Many South Africans are worried about the available capacity at hospitals and clinics.
On 9 July, Health Minister Zweli Mkhize himself warned about the possibility of a bed shortage in the country for critically-ill COVID-19 patients occurring by early August.
The number of available ventilators in the healthcare system is another point of concern.
In severe cases, the effects of the virus impede lung function, which means patients may require assistance for breathing provided by mechanical medical ventilators.
In a presentation to Parliament on 10 April, then-acting director-general of the Health Department, Dr Anban Pillay, said there was an estimated 3,216 ventilators in the country, 2,105 of which were in the private sector.
The expected need at the peak of the virus in September would be for 7,000 ventilators, of which government would have to procure a further 1,223 for the public sector, while the remaining shortfall would be acquired by the private sector.
The fear over a potential shortage of these devices at healthcare facilities at present may lead some to attempt to acquire medical ventilators for their own private use.
However, one of the world’s largest manufacturers of respiratory solutions for both in-hospital and out-of-hospital use – Philips – said this solution is not as feasible as some might believe.
Sophisticated medical devices
Philips produces a wide range of ventilators and respiratory equipment, including the recently-introduced Respironics E30 ventilator, a scaled-down emergency device specifically aimed for use in settings without the required life-support systems.
A spokesperson from the company said it is important to understand that ventilators – even those made for use in the home environment – are not available as over-the-counter or non-prescription purchases.
Philips explained that even qualified healthcare personnel required additional training for using ventilators.
“Although ventilators might seem straightforward in that it helps a patient breathe by assisting the lungs to inhale and exhale air, they are sophisticated medical devices,” Philips noted.
“In addition to the medical qualification required to treat patients, physicians and clinicians receive in-depth training to use ventilators,” the company said.
It explained that as each respiratory disease or condition differs, they require clinicians to interpret patient-specific symptoms and indicators in order to prescribe the correct treatment.
“Therefore, all ventilator applications need to be guided by a clinician; they have to be prescribed to a patient, setup aligned to their condition, and unique indicators; and monitored by the clinician to respond to each patient’s changing condition. Like any other medical condition,” Philips said.
Unaffordable for most
Another reason why it is inadvisable to try and acquire a ventilator for private home use without the necessary trained personnel at hand is the immense cost of a unit.
According to information from medical device manufacturer Medtronic, ventilators can range in prices from $5,000 (R82,900) to $50,000 (R829,000).
Premium ventilators used in hospital intensive care units (ICUs) typically cost no less than $25,000 (R414,500).
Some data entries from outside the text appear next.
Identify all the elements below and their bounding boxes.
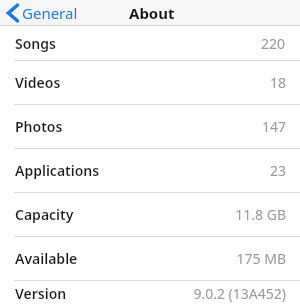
staticText: 147 (261, 117, 286, 136)
staticText: 9.0.2 (13A452) (193, 284, 286, 303)
staticText: Photos (15, 117, 63, 136)
staticText: Applications (15, 161, 100, 180)
staticText: 11.8 GB (235, 205, 286, 224)
staticText: 220 (261, 34, 286, 53)
button[interactable]: Songs (0, 26, 300, 60)
button[interactable]: Available (0, 237, 300, 280)
button[interactable]: Photos (0, 105, 300, 148)
staticText: Videos (15, 73, 61, 92)
button[interactable]: Version (0, 281, 300, 305)
button[interactable]: Capacity (0, 193, 300, 236)
staticText: 23 (269, 161, 286, 180)
staticText: Version (15, 284, 67, 303)
staticText: About (129, 3, 175, 23)
staticText: General (22, 3, 78, 23)
staticText: 18 (269, 73, 286, 92)
staticText: Available (15, 249, 78, 268)
staticText: Songs (15, 34, 56, 53)
staticText: 175 MB (236, 249, 286, 268)
staticText: Capacity (15, 205, 74, 224)
button[interactable]: Videos (0, 61, 300, 104)
button[interactable]: General (0, 0, 84, 26)
button[interactable]: Applications (0, 149, 300, 192)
According to the Washington Post, only around 20% of symptomatic COVID-19 patients require hospitalisation, and about 5% end up in the ICU.
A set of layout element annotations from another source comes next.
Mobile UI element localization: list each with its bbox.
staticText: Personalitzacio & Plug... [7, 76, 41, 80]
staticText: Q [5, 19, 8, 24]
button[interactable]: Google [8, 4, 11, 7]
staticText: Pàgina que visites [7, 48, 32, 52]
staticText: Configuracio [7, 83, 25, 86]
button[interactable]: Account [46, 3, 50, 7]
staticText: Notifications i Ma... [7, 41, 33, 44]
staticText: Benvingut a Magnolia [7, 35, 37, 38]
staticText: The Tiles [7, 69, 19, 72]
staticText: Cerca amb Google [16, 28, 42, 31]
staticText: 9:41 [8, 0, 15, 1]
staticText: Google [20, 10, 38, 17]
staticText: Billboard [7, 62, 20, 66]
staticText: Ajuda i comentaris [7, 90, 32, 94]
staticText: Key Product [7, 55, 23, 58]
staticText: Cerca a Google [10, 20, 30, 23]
With only 0.1% of confirmed COVID-19 cases receiving ICU treatment in South Africa as of 24 July, it’s clear the vast majority of people who fall ill with COVID-19 will not require ventilator support.
It’s therefore illogical to spend such an obscene amount of money on a device that will most likely not be needed by the average patient.
Additionally, the National Ventilator Project has started the production of 20,000 non-invasive CPAP ventilators.
These can provide respiratory assistance to patients with severe symptoms, while the health system is focused on procuring more complex and invasive ventilators to supplement current devices used for critical cases.